Even with all of this, some foreign land holdings could pose a threat to national security, and there may be potential for improvement in this area. Specifically, data on farmland owned by foreigners near high-security facilities, including military bases, might be better. As the Center for Strategic and International Studies pointed out in 2021, the only federal law about foreign agricultural ownership is the Agricultural Foreign Investment Disclosure Act (AFIDA), which relies on self-reported data from foreign businesses. Also, the USDA does not examine the AFIDA data for correctness, and the agency rarely fines corporations for not reporting data. Others have said that the present statistics on agriculture has similar problems.
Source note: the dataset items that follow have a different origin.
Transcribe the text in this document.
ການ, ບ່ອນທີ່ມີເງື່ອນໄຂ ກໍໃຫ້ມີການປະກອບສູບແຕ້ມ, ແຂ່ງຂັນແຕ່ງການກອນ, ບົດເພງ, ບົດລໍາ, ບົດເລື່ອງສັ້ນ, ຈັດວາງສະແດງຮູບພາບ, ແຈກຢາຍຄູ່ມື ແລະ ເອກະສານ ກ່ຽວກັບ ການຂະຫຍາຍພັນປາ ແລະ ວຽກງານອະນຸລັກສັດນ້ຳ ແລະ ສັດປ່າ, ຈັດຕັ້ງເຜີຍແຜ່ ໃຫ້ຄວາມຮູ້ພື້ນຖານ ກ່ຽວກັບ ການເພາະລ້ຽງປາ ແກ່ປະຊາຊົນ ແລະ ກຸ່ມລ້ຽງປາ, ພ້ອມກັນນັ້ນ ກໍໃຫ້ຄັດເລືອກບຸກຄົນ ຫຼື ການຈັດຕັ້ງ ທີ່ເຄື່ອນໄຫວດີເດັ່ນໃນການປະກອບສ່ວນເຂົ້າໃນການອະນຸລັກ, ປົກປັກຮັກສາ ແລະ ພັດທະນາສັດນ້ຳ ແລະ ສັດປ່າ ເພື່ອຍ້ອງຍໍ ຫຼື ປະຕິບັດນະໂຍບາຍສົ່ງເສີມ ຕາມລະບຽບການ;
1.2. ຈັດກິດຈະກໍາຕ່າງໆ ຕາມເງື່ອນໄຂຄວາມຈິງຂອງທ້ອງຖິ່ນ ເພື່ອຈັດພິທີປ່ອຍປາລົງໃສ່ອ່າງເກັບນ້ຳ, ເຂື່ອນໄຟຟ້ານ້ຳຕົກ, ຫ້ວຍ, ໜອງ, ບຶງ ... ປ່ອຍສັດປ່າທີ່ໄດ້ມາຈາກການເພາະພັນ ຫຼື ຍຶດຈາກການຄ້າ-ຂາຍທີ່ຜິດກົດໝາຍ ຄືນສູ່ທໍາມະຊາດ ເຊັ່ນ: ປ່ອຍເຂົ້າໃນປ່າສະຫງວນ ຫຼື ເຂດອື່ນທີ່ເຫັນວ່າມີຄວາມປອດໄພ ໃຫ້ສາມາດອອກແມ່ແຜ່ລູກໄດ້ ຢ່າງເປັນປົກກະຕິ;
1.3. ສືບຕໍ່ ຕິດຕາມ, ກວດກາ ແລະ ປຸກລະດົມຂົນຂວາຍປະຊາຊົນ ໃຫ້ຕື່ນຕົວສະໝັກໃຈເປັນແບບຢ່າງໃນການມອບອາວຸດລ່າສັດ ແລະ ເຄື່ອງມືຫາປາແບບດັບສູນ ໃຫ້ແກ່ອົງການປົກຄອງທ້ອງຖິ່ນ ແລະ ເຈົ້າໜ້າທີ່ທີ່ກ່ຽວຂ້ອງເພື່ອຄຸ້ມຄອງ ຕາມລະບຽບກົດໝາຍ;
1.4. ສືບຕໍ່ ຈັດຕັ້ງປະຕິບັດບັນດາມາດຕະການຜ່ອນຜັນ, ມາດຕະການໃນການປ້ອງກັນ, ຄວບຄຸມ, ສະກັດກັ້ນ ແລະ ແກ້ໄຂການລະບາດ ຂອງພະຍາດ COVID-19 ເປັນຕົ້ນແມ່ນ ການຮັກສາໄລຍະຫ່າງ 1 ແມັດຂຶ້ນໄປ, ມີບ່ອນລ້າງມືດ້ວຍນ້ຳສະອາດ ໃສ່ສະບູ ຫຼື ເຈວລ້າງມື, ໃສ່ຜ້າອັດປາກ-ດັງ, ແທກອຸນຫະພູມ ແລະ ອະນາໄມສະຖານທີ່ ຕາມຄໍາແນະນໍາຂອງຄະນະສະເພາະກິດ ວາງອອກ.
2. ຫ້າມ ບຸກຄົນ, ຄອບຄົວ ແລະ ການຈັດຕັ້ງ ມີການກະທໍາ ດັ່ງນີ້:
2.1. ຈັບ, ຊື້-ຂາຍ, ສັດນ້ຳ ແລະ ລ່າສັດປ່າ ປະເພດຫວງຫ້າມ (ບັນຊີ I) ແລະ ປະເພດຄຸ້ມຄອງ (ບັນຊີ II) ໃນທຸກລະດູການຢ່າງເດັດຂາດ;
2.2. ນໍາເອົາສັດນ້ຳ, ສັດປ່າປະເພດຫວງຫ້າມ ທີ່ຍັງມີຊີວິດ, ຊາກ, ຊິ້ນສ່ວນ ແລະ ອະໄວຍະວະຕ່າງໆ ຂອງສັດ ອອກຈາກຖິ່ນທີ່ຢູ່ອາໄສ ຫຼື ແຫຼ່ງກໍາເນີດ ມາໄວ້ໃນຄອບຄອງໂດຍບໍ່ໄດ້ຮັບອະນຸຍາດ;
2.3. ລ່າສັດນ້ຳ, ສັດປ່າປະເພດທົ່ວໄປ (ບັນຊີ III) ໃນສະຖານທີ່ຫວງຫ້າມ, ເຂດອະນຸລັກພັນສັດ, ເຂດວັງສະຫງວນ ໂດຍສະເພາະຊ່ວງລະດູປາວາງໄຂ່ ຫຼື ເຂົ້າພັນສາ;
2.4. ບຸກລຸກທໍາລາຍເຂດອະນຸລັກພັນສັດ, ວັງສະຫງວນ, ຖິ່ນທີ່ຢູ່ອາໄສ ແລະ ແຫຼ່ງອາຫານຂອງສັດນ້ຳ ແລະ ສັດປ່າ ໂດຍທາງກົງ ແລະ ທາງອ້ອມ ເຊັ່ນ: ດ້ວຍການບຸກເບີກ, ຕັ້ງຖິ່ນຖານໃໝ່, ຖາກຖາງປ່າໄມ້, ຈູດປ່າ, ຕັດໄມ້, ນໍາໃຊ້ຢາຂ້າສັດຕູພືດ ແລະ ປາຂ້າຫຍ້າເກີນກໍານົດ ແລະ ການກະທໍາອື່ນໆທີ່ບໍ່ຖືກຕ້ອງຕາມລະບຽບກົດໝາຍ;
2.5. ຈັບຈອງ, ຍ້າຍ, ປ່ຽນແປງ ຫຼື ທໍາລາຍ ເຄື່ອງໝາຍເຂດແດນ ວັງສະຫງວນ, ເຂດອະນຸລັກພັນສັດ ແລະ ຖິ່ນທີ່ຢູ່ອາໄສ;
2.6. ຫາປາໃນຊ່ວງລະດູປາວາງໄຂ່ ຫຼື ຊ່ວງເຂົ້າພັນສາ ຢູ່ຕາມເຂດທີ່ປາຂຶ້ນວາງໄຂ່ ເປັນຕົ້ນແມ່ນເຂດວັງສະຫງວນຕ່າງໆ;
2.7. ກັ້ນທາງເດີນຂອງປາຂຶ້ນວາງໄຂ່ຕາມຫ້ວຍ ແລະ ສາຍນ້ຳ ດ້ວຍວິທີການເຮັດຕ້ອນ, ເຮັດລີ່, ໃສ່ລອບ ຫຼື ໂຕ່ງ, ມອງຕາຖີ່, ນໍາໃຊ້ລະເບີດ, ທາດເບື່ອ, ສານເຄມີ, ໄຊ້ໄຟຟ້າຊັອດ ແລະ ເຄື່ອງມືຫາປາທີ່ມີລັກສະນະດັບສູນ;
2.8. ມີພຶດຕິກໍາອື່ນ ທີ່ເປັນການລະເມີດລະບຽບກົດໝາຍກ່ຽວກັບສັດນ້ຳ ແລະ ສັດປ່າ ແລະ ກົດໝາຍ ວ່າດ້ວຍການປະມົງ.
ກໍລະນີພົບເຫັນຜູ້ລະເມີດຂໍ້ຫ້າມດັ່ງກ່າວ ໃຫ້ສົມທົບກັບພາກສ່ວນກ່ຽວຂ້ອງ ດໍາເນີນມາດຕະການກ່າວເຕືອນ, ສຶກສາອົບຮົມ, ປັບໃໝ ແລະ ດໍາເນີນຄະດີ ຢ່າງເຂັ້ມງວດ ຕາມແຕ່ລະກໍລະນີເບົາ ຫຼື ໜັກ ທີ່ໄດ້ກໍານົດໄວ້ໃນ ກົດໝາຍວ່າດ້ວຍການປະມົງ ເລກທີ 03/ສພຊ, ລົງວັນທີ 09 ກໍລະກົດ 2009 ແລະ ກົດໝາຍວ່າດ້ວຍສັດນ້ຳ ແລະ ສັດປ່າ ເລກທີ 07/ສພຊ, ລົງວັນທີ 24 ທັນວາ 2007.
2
Also, U.S. standards for screening investments could be changed so that CFIUS can assess foreign purchases of farmland near military bases. For instance, the Chinese agribusiness company Fufeng recently bought land 15 miles from Grand Forks Air Force Base, even though the Air Force said in writing that the transaction was a threat to national security. CFIUS, on the other hand, decided that it didn't have the power to stop the purchase. (Ultimately, the Grand Forks, N.D. city government stopped the corn mill proposed at the site, although Fufeng still owns the land.)

Given these two problems, it may be time for Congress to update the data the government has on farmland owned by foreigners and make sure that serious problems with national security can be fixed. Some laws, such the FARM Act, the Protecting Military Installations and Ranges Act, and the SOIL Act, have suggested changes in this area, albeit they may all be better in some ways. Given the legal, economic, and practical problems that would arise if the federal government put a lot of restrictions on private land transactions (which usually involve American citizens), these kinds of actions shouldn't be thought about until more narrowly targeted measures are put in place, data is improved and other problems are found. In the meantime, though, there's not much to worry about with the great bulk of foreign farmland holdings, including China's quarter teaspoon.